If that is correct, that comes out to ~4 MiB, which is still significantly smaller than the ~20 MiB.

Some thoughts:

  1. My main worry about this is that it may be non-trivial to map in the general case to these ICU category rules (as you eluded to). This to me means that unless we have perfect test coverage (which we won't) then it may not be obvious to an updater what to add (since if we had perfect test coverage, we would be guarantee to fail at runtime). This issue around generating the right data and training people who may not understand ICU to use that seems like it would be hard to make work and will lead to bugs. I am very hesitant to say we should remove data unless we have an automated way to do this that is guaranteed to avoid these problems.

  2. Have you upstreamed the cmake code for building ICU? I am not sure if we should take the custom thing. It would be better to use stock ICU that the ICU team has tested.

Just to give you an idea. To quote the documentation of ICU Data Build Tool:

File Slicing (coarse-grained features)

ICU provides a lot of features, of which you probably need only a small subset for your application. Feature slicing is a powerful way to prune out data for any features you are not using.

CAUTION: When slicing by features, you must manually include all dependencies. For example, if you are formatting dates, you must include not only the date formatting data but also the number formatting data, since dates contain numbers. Expect to spend a fair bit of time debugging your feature filter to get it to work the way you expect it to.

I think that for the standard library alone at least is something where we can absolutely can and should do this.
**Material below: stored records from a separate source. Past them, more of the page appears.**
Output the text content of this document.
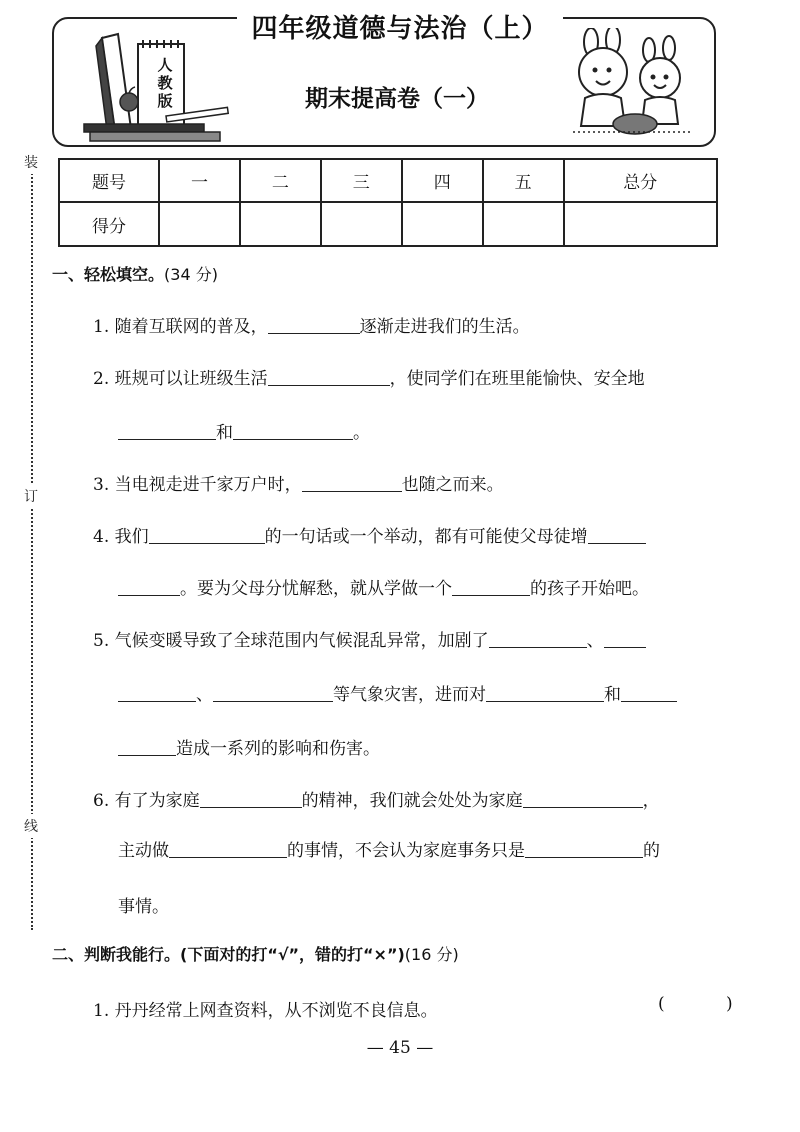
装
订
线
四年级道德与法治（上）
期末提高卷（一）
人教版
题号	一	二	三	四	五	总分
得分						
一、轻松填空。(34 分)
1. 随着互联网的普及，	逐渐走进我们的生活。
2. 班规可以让班级生活	，使同学们在班里能愉快、安全地
和	。
3. 当电视走进千家万户时，	也随之而来。
4. 我们	的一句话或一个举动，都有可能使父母徒增
。要为父母分忧解愁，就从学做一个	的孩子开始吧。
5. 气候变暖导致了全球范围内气候混乱异常，加剧了	、
、	等气象灾害，进而对	和
造成一系列的影响和伤害。
6. 有了为家庭	的精神，我们就会处处为家庭	，
主动做	的事情，不会认为家庭事务只是	的
事情。
二、判断我能行。(下面对的打“√”，错的打“×”)(16 分)
1. 丹丹经常上网查资料，从不浏览不良信息。	( )
— 45 —
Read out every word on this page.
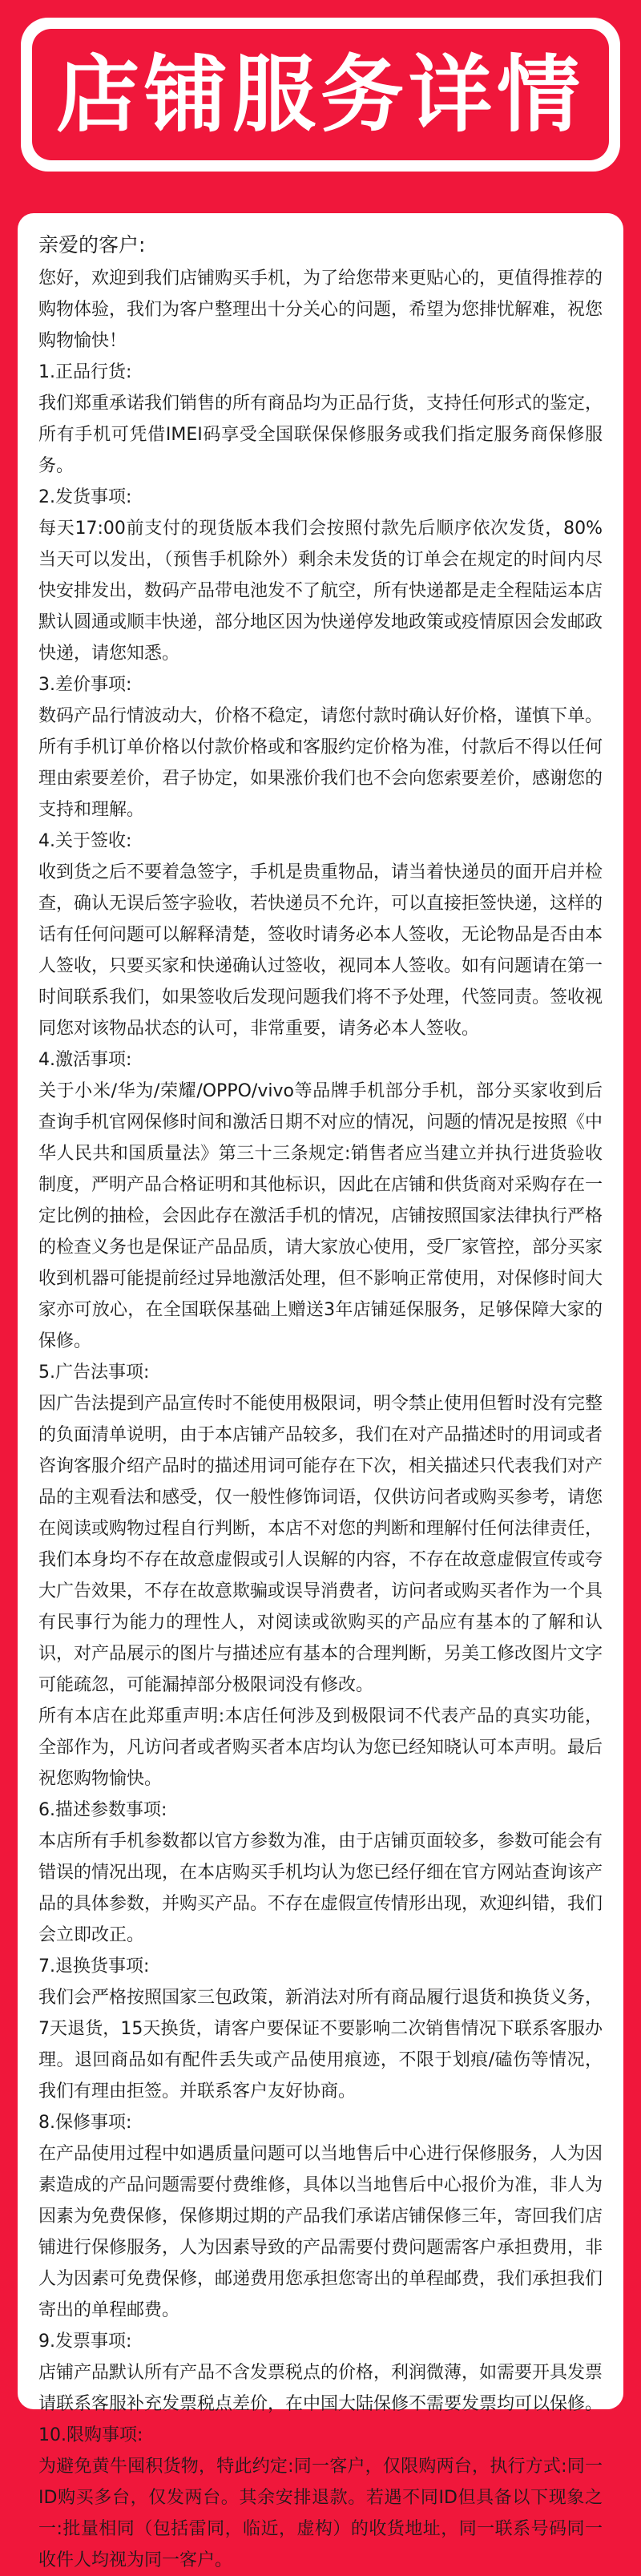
店铺服务详情

亲爱的客户:

您好，欢迎到我们店铺购买手机，为了给您带来更贴心的，更值得推荐的购物体验，我们为客户整理出十分关心的问题，希望为您排忧解难，祝您购物愉快！

1.正品行货:

我们郑重承诺我们销售的所有商品均为正品行货，支持任何形式的鉴定，所有手机可凭借IMEI码享受全国联保保修服务或我们指定服务商保修服务。

2.发货事项:

每天17:00前支付的现货版本我们会按照付款先后顺序依次发货，80%当天可以发出，（预售手机除外）剩余未发货的订单会在规定的时间内尽快安排发出，数码产品带电池发不了航空，所有快递都是走全程陆运本店默认圆通或顺丰快递，部分地区因为快递停发地政策或疫情原因会发邮政快递，请您知悉。

3.差价事项:

数码产品行情波动大，价格不稳定，请您付款时确认好价格，谨慎下单。所有手机订单价格以付款价格或和客服约定价格为准，付款后不得以任何理由索要差价，君子协定，如果涨价我们也不会向您索要差价，感谢您的支持和理解。

4.关于签收:

收到货之后不要着急签字，手机是贵重物品，请当着快递员的面开启并检查，确认无误后签字验收，若快递员不允许，可以直接拒签快递，这样的话有任何问题可以解释清楚，签收时请务必本人签收，无论物品是否由本人签收，只要买家和快递确认过签收，视同本人签收。如有问题请在第一时间联系我们，如果签收后发现问题我们将不予处理，代签同责。签收视同您对该物品状态的认可，非常重要，请务必本人签收。

4.激活事项:

关于小米/华为/荣耀/OPPO/vivo等品牌手机部分手机，部分买家收到后查询手机官网保修时间和激活日期不对应的情况，问题的情况是按照《中华人民共和国质量法》第三十三条规定:销售者应当建立并执行进货验收制度，严明产品合格证明和其他标识，因此在店铺和供货商对采购存在一定比例的抽检，会因此存在激活手机的情况，店铺按照国家法律执行严格的检查义务也是保证产品品质，请大家放心使用，受厂家管控，部分买家收到机器可能提前经过异地激活处理，但不影响正常使用，对保修时间大家亦可放心，在全国联保基础上赠送3年店铺延保服务，足够保障大家的保修。

5.广告法事项:

因广告法提到产品宣传时不能使用极限词，明令禁止使用但暂时没有完整的负面清单说明，由于本店铺产品较多，我们在对产品描述时的用词或者咨询客服介绍产品时的描述用词可能存在下次，相关描述只代表我们对产品的主观看法和感受，仅一般性修饰词语，仅供访问者或购买参考，请您在阅读或购物过程自行判断，本店不对您的判断和理解付任何法律责任，我们本身均不存在故意虚假或引人误解的内容，不存在故意虚假宣传或夸大广告效果，不存在故意欺骗或误导消费者，访问者或购买者作为一个具有民事行为能力的理性人，对阅读或欲购买的产品应有基本的了解和认识，对产品展示的图片与描述应有基本的合理判断，另美工修改图片文字可能疏忽，可能漏掉部分极限词没有修改。

所有本店在此郑重声明:本店任何涉及到极限词不代表产品的真实功能，全部作为，凡访问者或者购买者本店均认为您已经知晓认可本声明。最后祝您购物愉快。

6.描述参数事项:

本店所有手机参数都以官方参数为准，由于店铺页面较多，参数可能会有错误的情况出现，在本店购买手机均认为您已经仔细在官方网站查询该产品的具体参数，并购买产品。不存在虚假宣传情形出现，欢迎纠错，我们会立即改正。

7.退换货事项:

我们会严格按照国家三包政策，新消法对所有商品履行退货和换货义务，7天退货，15天换货，请客户要保证不要影响二次销售情况下联系客服办理。退回商品如有配件丢失或产品使用痕迹，不限于划痕/磕伤等情况，我们有理由拒签。并联系客户友好协商。

8.保修事项:

在产品使用过程中如遇质量问题可以当地售后中心进行保修服务，人为因素造成的产品问题需要付费维修，具体以当地售后中心报价为准，非人为因素为免费保修，保修期过期的产品我们承诺店铺保修三年，寄回我们店铺进行保修服务，人为因素导致的产品需要付费问题需客户承担费用，非人为因素可免费保修，邮递费用您承担您寄出的单程邮费，我们承担我们寄出的单程邮费。

9.发票事项:

店铺产品默认所有产品不含发票税点的价格，利润微薄，如需要开具发票请联系客服补充发票税点差价，在中国大陆保修不需要发票均可以保修。

10.限购事项:

为避免黄牛囤积货物，特此约定:同一客户，仅限购两台，执行方式:同一ID购买多台，仅发两台。其余安排退款。若遇不同ID但具备以下现象之一:批量相同（包括雷同，临近，虚构）的收货地址，同一联系号码同一收件人均视为同一客户。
The overhead difference is potentially massive.

Cross-compiling ICU is nearly impossible without the custom CMake rules. It also makes building ICU a lot more complicated. Particularly for Windows, I don't see any other way to build ICU honestly (it requires a ton of additional setup and build-script and python are not really scalable approaches to setting up a full windows image to do a build). I think that upstream is interested in the CMake support, but doing that completely is a larger undertaking than what I can currently do. I welcome someone else completing this work to the point where upstream will switch over to it.